Synchronous Lung Nodules
Presentation
A 65-year-old woman presents for preoperative evaluation for elective knee replacement. The patient suffers from arthritic degeneration of her right knee and is severely limited in her ability to walk without pain.
Her past medical history includes hypertension and diabetes. She is a long-time smoker of 30 pack-years, but quit 10 years ago. She denies chest pain and shortness of breath, but she is limited in her activity because of her arthritis. She denies weight loss.
On physical examination, the patient is in no acute distress. Her pulse is 80 beats/min, and her blood pressure is 100/60 mm Hg. She has no cervical adenopathy. There are normal breath sounds heard upon auscultation of her chest, and her cardiac examination reveals only a displaced point of maximal impulse (PMI). The right knee is enlarged and somewhat tender and has a limited range of motion.

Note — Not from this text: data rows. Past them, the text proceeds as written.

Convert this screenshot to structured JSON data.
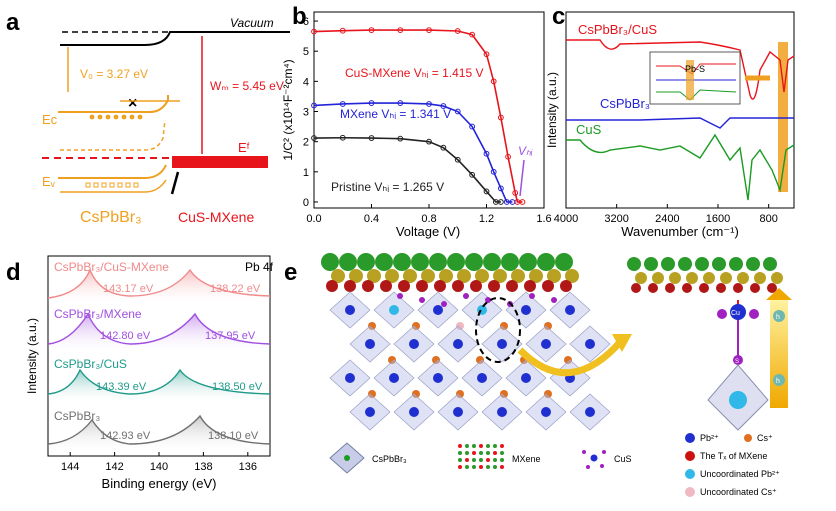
{
  "panel_letters": {
    "a": "a",
    "b": "b",
    "c": "c",
    "d": "d",
    "e": "e"
  },
  "colors": {
    "orange": "#f0a020",
    "red": "#e8141c",
    "blue": "#2323d8",
    "green": "#1a9b22",
    "black": "#222222",
    "pink": "#f08a8a",
    "purple": "#a050e0",
    "teal": "#1f9a8a",
    "grey": "#707070",
    "pb": "#2030d0",
    "cs": "#e07020",
    "tx": "#cc1010",
    "upb": "#30b8e8",
    "ucs": "#f0b8c0"
  },
  "panel_a": {
    "vacuum": "Vacuum",
    "v0": "V₀ = 3.27 eV",
    "wm": "Wₘ = 5.45 eV",
    "ec": "Eᴄ",
    "ev": "Eᵥ",
    "ef": "Eᶠ",
    "left_material": "CsPbBr₃",
    "right_material": "CuS-MXene"
  },
  "chart_data": [
    {
      "panel": "b",
      "type": "line",
      "xlabel": "Voltage (V)",
      "ylabel": "1/C² (x10¹⁴F⁻²cm⁴)",
      "xlim": [
        0,
        1.6
      ],
      "ylim": [
        -0.2,
        6.3
      ],
      "xticks": [
        "0.0",
        "0.4",
        "0.8",
        "1.2",
        "1.6"
      ],
      "yticks": [
        "0",
        "1",
        "2",
        "3",
        "4",
        "5",
        "6"
      ],
      "vbi_label": "Vₕᵢ",
      "series": [
        {
          "name": "CuS-MXene Vₕᵢ = 1.415 V",
          "color": "#e8141c",
          "x": [
            0,
            0.2,
            0.4,
            0.6,
            0.8,
            1.0,
            1.1,
            1.2,
            1.25,
            1.3,
            1.35,
            1.4,
            1.415,
            1.45
          ],
          "y": [
            5.65,
            5.68,
            5.7,
            5.7,
            5.7,
            5.67,
            5.55,
            4.9,
            4.0,
            2.8,
            1.5,
            0.3,
            0,
            0
          ]
        },
        {
          "name": "MXene Vₕᵢ = 1.341 V",
          "color": "#2323d8",
          "x": [
            0,
            0.2,
            0.4,
            0.6,
            0.8,
            0.9,
            1.0,
            1.1,
            1.2,
            1.25,
            1.3,
            1.341,
            1.38
          ],
          "y": [
            3.2,
            3.25,
            3.28,
            3.28,
            3.25,
            3.18,
            3.0,
            2.5,
            1.6,
            1.0,
            0.45,
            0,
            0
          ]
        },
        {
          "name": "Pristine Vₕᵢ = 1.265 V",
          "color": "#222222",
          "x": [
            0,
            0.2,
            0.4,
            0.6,
            0.8,
            0.9,
            1.0,
            1.1,
            1.2,
            1.265,
            1.3
          ],
          "y": [
            2.12,
            2.13,
            2.12,
            2.1,
            2.0,
            1.8,
            1.4,
            0.9,
            0.35,
            0,
            0
          ]
        }
      ]
    },
    {
      "panel": "c",
      "type": "line",
      "xlabel": "Wavenumber (cm⁻¹)",
      "ylabel": "Intensity (a.u.)",
      "xlim": [
        4000,
        400
      ],
      "xticks": [
        "4000",
        "3200",
        "2400",
        "1600",
        "800"
      ],
      "series": [
        {
          "name": "CsPbBr₃/CuS",
          "color": "#e8141c"
        },
        {
          "name": "CsPbBr₃",
          "color": "#2323d8"
        },
        {
          "name": "CuS",
          "color": "#1a9b22"
        }
      ],
      "inset_label": "Pb-S"
    },
    {
      "panel": "d",
      "type": "line",
      "xlabel": "Binding energy (eV)",
      "ylabel": "Intensity (a.u.)",
      "xlim": [
        145,
        135
      ],
      "xticks": [
        "144",
        "142",
        "140",
        "138",
        "136"
      ],
      "title": "Pb 4f",
      "series": [
        {
          "name": "CsPbBr₃/CuS-MXene",
          "color": "#f08a8a",
          "peaks": [
            "143.17 eV",
            "138.22 eV"
          ]
        },
        {
          "name": "CsPbBr₃/MXene",
          "color": "#a050e0",
          "peaks": [
            "142.80 eV",
            "137.95 eV"
          ]
        },
        {
          "name": "CsPbBr₃/CuS",
          "color": "#1f9a8a",
          "peaks": [
            "143.39 eV",
            "138.50 eV"
          ]
        },
        {
          "name": "CsPbBr₃",
          "color": "#707070",
          "peaks": [
            "142.93 eV",
            "138.10 eV"
          ]
        }
      ]
    }
  ],
  "panel_e": {
    "legend_bottom": [
      "CsPbBr₃",
      "MXene",
      "CuS"
    ],
    "legend_right": [
      "Pb²⁺",
      "Cs⁺",
      "The Tₓ of MXene",
      "Uncoordinated Pb²⁺",
      "Uncoordinated Cs⁺"
    ],
    "marker_h": "h",
    "marker_s": "S",
    "marker_cu": "Cu"
  }
}
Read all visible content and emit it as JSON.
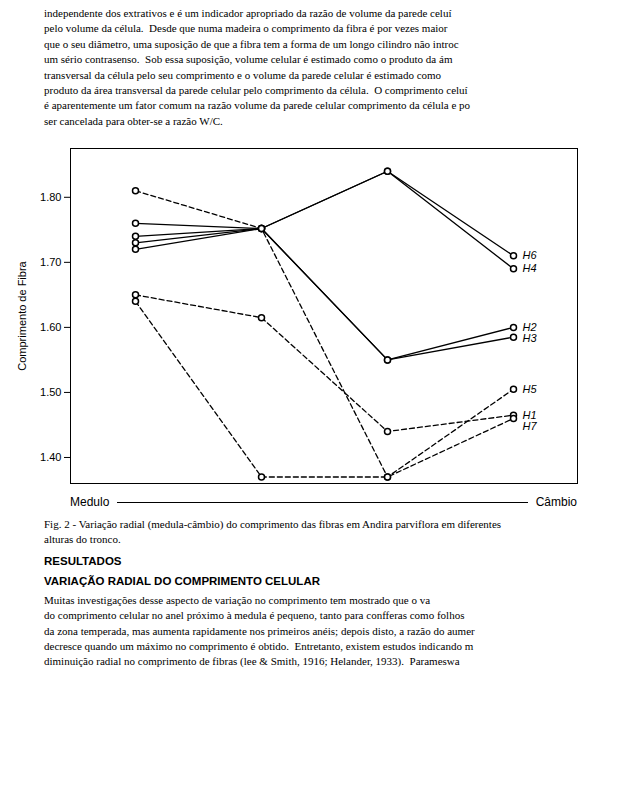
{
  "chart_data": {
    "type": "line",
    "ylabel": "Comprimento de Fibra",
    "xlabel_left": "Medulo",
    "xlabel_right": "Câmbio",
    "categories": [
      null,
      null,
      null,
      null
    ],
    "ylim": [
      1.36,
      1.875
    ],
    "yticks": [
      {
        "value": 1.4,
        "label": "1.40"
      },
      {
        "value": 1.5,
        "label": "1.50"
      },
      {
        "value": 1.6,
        "label": "1.60"
      },
      {
        "value": 1.7,
        "label": "1.70"
      },
      {
        "value": 1.8,
        "label": "1.80"
      }
    ],
    "tick_labels": "y",
    "grid": false,
    "marker": "circle",
    "series": [
      {
        "name": "H6",
        "color": "#000000",
        "line_style": "solid",
        "values": [
          1.76,
          1.752,
          1.84,
          1.71
        ]
      },
      {
        "name": "H4",
        "color": "#000000",
        "line_style": "solid",
        "values": [
          1.74,
          1.752,
          1.84,
          1.69
        ]
      },
      {
        "name": "H2",
        "color": "#000000",
        "line_style": "solid",
        "values": [
          1.73,
          1.752,
          1.55,
          1.6
        ]
      },
      {
        "name": "H3",
        "color": "#000000",
        "line_style": "solid",
        "values": [
          1.72,
          1.752,
          1.55,
          1.585
        ]
      },
      {
        "name": "H5",
        "color": "#000000",
        "line_style": "dashed",
        "values": [
          1.81,
          1.752,
          1.37,
          1.505
        ]
      },
      {
        "name": "H1",
        "color": "#000000",
        "line_style": "dashed",
        "values": [
          1.65,
          1.615,
          1.44,
          1.465
        ]
      },
      {
        "name": "H7",
        "color": "#000000",
        "line_style": "dashed",
        "values": [
          1.64,
          1.37,
          1.37,
          1.46
        ]
      }
    ],
    "text_above": "independente dos extrativos e é um indicador apropriado da razão de volume da parede celuí\npelo volume da célula.  Desde que numa madeira o comprimento da fibra é por vezes maior\nque o seu diâmetro, uma suposição de que a fibra tem a forma de um longo cilindro não introc\num sério contrasenso.  Sob essa suposição, volume celular é estimado como o produto da ám\ntransversal da célula pelo seu comprimento e o volume da parede celular é estimado como\nproduto da área transversal da parede celular pelo comprimento da célula.  O comprimento celuí\né aparentemente um fator comum na razão volume da parede celular comprimento da célula e po\nser cancelada para obter-se a razão W/C.",
    "caption": [
      "Fig. 2 - Variação radial (medula-câmbio) do comprimento das fibras em Andira parviflora em diferentes",
      "alturas do tronco."
    ],
    "headings": [
      "RESULTADOS",
      "VARIAÇÃO RADIAL DO COMPRIMENTO CELULAR"
    ],
    "text_below": "Muitas investigações desse aspecto de variação no comprimento tem mostrado que o va\ndo comprimento celular no anel próximo à medula é pequeno, tanto para confferas como folhos\nda zona temperada, mas aumenta rapidamente nos primeiros anéis; depois disto, a razão do aumer\ndecresce quando um máximo no comprimento é obtido.  Entretanto, existem estudos indicando m\ndiminuição radial no comprimento de fibras (lee & Smith, 1916; Helander, 1933).  Parameswa"
  }
}
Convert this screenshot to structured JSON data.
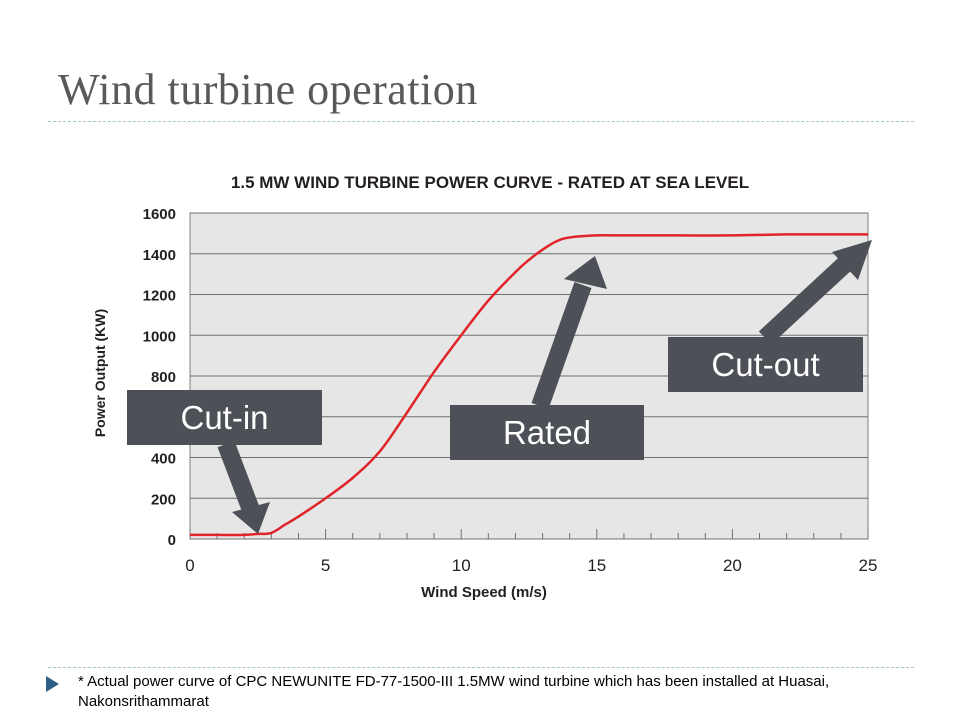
{
  "title": "Wind turbine operation",
  "footnote": "* Actual power curve of CPC NEWUNITE FD-77-1500-III 1.5MW wind turbine which has been installed at Huasai, Nakonsrithammarat",
  "callouts": {
    "cut_in": "Cut-in",
    "rated": "Rated",
    "cut_out": "Cut-out"
  },
  "colors": {
    "curve": "#e0242a",
    "callout": "#4d5157",
    "plot_bg": "#e6e6e6",
    "divider": "#a7c4cf",
    "bullet": "#2e5e86"
  },
  "chart_data": {
    "type": "line",
    "title": "1.5 MW WIND TURBINE POWER CURVE - RATED AT SEA LEVEL",
    "xlabel": "Wind Speed (m/s)",
    "ylabel": "Power Output (KW)",
    "xlim": [
      0,
      25
    ],
    "ylim": [
      0,
      1600
    ],
    "xticks": [
      0,
      5,
      10,
      15,
      20,
      25
    ],
    "yticks": [
      0,
      200,
      400,
      600,
      800,
      1000,
      1200,
      1400,
      1600
    ],
    "grid": true,
    "series": [
      {
        "x": [
          0,
          1,
          2,
          2.5,
          3,
          3.5,
          4,
          5,
          6,
          7,
          8,
          9,
          10,
          11,
          12,
          12.5,
          13,
          13.5,
          14,
          15,
          16,
          18,
          20,
          22,
          24,
          25
        ],
        "y": [
          20,
          20,
          20,
          25,
          30,
          70,
          110,
          200,
          300,
          430,
          620,
          820,
          1000,
          1170,
          1310,
          1370,
          1420,
          1460,
          1480,
          1490,
          1490,
          1490,
          1490,
          1495,
          1495,
          1495
        ]
      }
    ]
  }
}
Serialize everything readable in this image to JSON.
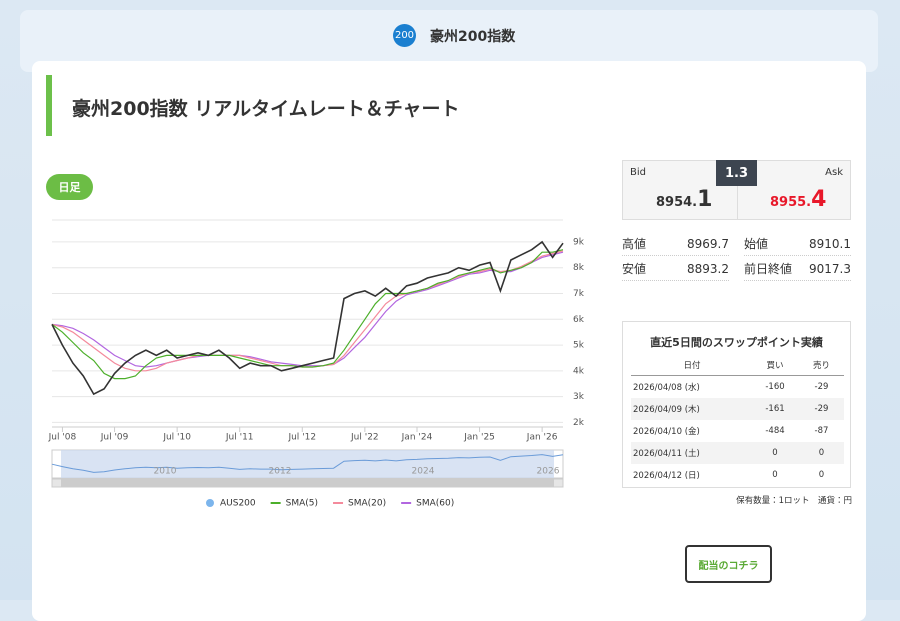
{
  "header": {
    "badge": "200",
    "title": "豪州200指数"
  },
  "page_title": "豪州200指数 リアルタイムレート＆チャート",
  "tab": "日足",
  "chart_data": {
    "type": "line",
    "grid": true,
    "xlim": [
      0,
      49
    ],
    "xticks": [
      {
        "value": 1,
        "label": "Jul '08"
      },
      {
        "value": 6,
        "label": "Jul '09"
      },
      {
        "value": 12,
        "label": "Jul '10"
      },
      {
        "value": 18,
        "label": "Jul '11"
      },
      {
        "value": 24,
        "label": "Jul '12"
      },
      {
        "value": 30,
        "label": "Jul '22"
      },
      {
        "value": 35,
        "label": "Jan '24"
      },
      {
        "value": 41,
        "label": "Jan '25"
      },
      {
        "value": 47,
        "label": "Jan '26"
      }
    ],
    "ylim": [
      1900,
      9850
    ],
    "yticks": [
      {
        "value": 2000,
        "label": "2k"
      },
      {
        "value": 3000,
        "label": "3k"
      },
      {
        "value": 4000,
        "label": "4k"
      },
      {
        "value": 5000,
        "label": "5k"
      },
      {
        "value": 6000,
        "label": "6k"
      },
      {
        "value": 7000,
        "label": "7k"
      },
      {
        "value": 8000,
        "label": "8k"
      },
      {
        "value": 9000,
        "label": "9k"
      }
    ],
    "series": [
      {
        "name": "AUS200",
        "color": "#333333",
        "values": [
          5800,
          5000,
          4300,
          3800,
          3100,
          3300,
          3900,
          4300,
          4600,
          4800,
          4600,
          4800,
          4500,
          4600,
          4700,
          4600,
          4800,
          4500,
          4100,
          4300,
          4200,
          4200,
          4000,
          4100,
          4200,
          4300,
          4400,
          4500,
          6800,
          7000,
          7100,
          6900,
          7200,
          6900,
          7300,
          7400,
          7600,
          7700,
          7800,
          8000,
          7900,
          8100,
          8200,
          7100,
          8300,
          8500,
          8700,
          9000,
          8400,
          8950
        ]
      },
      {
        "name": "SMA(5)",
        "color": "#4caf2a",
        "values": [
          5800,
          5500,
          5100,
          4700,
          4400,
          3900,
          3700,
          3700,
          3800,
          4200,
          4500,
          4600,
          4600,
          4600,
          4600,
          4600,
          4600,
          4600,
          4500,
          4400,
          4300,
          4200,
          4200,
          4200,
          4150,
          4150,
          4200,
          4300,
          4800,
          5400,
          6000,
          6600,
          7000,
          7000,
          7000,
          7100,
          7200,
          7400,
          7500,
          7700,
          7800,
          7900,
          8000,
          7800,
          7900,
          8000,
          8200,
          8600,
          8600,
          8700
        ]
      },
      {
        "name": "SMA(20)",
        "color": "#f48a9c",
        "values": [
          5800,
          5700,
          5500,
          5200,
          4900,
          4600,
          4300,
          4100,
          4000,
          4000,
          4100,
          4300,
          4400,
          4500,
          4600,
          4600,
          4600,
          4600,
          4600,
          4500,
          4400,
          4300,
          4200,
          4200,
          4150,
          4150,
          4200,
          4250,
          4600,
          5100,
          5600,
          6100,
          6600,
          6900,
          7000,
          7100,
          7200,
          7350,
          7500,
          7650,
          7800,
          7850,
          7950,
          7850,
          7900,
          8050,
          8250,
          8450,
          8550,
          8650
        ]
      },
      {
        "name": "SMA(60)",
        "color": "#b266e0",
        "values": [
          5800,
          5750,
          5650,
          5450,
          5200,
          4900,
          4600,
          4400,
          4200,
          4150,
          4200,
          4300,
          4400,
          4500,
          4550,
          4600,
          4600,
          4600,
          4600,
          4550,
          4450,
          4350,
          4300,
          4250,
          4200,
          4200,
          4200,
          4250,
          4500,
          4900,
          5300,
          5800,
          6300,
          6700,
          6950,
          7050,
          7150,
          7300,
          7450,
          7600,
          7750,
          7800,
          7900,
          7850,
          7850,
          8000,
          8200,
          8400,
          8500,
          8600
        ]
      }
    ]
  },
  "navigator": {
    "labels": [
      "2010",
      "2012",
      "2024",
      "2026"
    ]
  },
  "quote": {
    "bid_label": "Bid",
    "ask_label": "Ask",
    "spread": "1.3",
    "bid_main": "8954.",
    "bid_pip": "1",
    "ask_main": "8955.",
    "ask_pip": "4"
  },
  "stats": [
    {
      "label": "高値",
      "value": "8969.7"
    },
    {
      "label": "始値",
      "value": "8910.1"
    },
    {
      "label": "安値",
      "value": "8893.2"
    },
    {
      "label": "前日終値",
      "value": "9017.3"
    }
  ],
  "swap": {
    "title": "直近5日間のスワップポイント実績",
    "columns": [
      "日付",
      "買い",
      "売り"
    ],
    "rows": [
      [
        "2026/04/08 (水)",
        "-160",
        "-29"
      ],
      [
        "2026/04/09 (木)",
        "-161",
        "-29"
      ],
      [
        "2026/04/10 (金)",
        "-484",
        "-87"
      ],
      [
        "2026/04/11 (土)",
        "0",
        "0"
      ],
      [
        "2026/04/12 (日)",
        "0",
        "0"
      ]
    ],
    "note": "保有数量：1ロット　通貨：円"
  },
  "button": "配当のコチラ"
}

As part of her preoperative evaluation, routine chemistries and hematologic profiles are drawn and found to be normal. Chest x-rays are performed.
▪ Chest X-rays
Chest X-ray Report
Two nodules are present in both lung fields. One nodule is in the left upper lobe, and one is in the right upper lobe. The heart is not enlarged. There are no pleural effusions.
Discussion
Primary lung cancer, metastatic carcinoma, sarcoma, hamartoma, carcinoid, tuberculosis, and histoplasmosis should be considered in this patient. A computed tomography (CT) scan will provide further anatomic localization as well as evaluate the mediastinum for enlarged lymphadenopathy. A positron-emission tomography (PET) scan can also be obtained to evaluate for metastatic disease.
▪ CT Scans
CT Scan Report
CT scans demonstrate a 2.0-cm mass in the anterior segment of the left upper lobe and a 2.5-cm mass in the posterior segment of the right upper lobe. No adenopathy is noted in the mediastinum.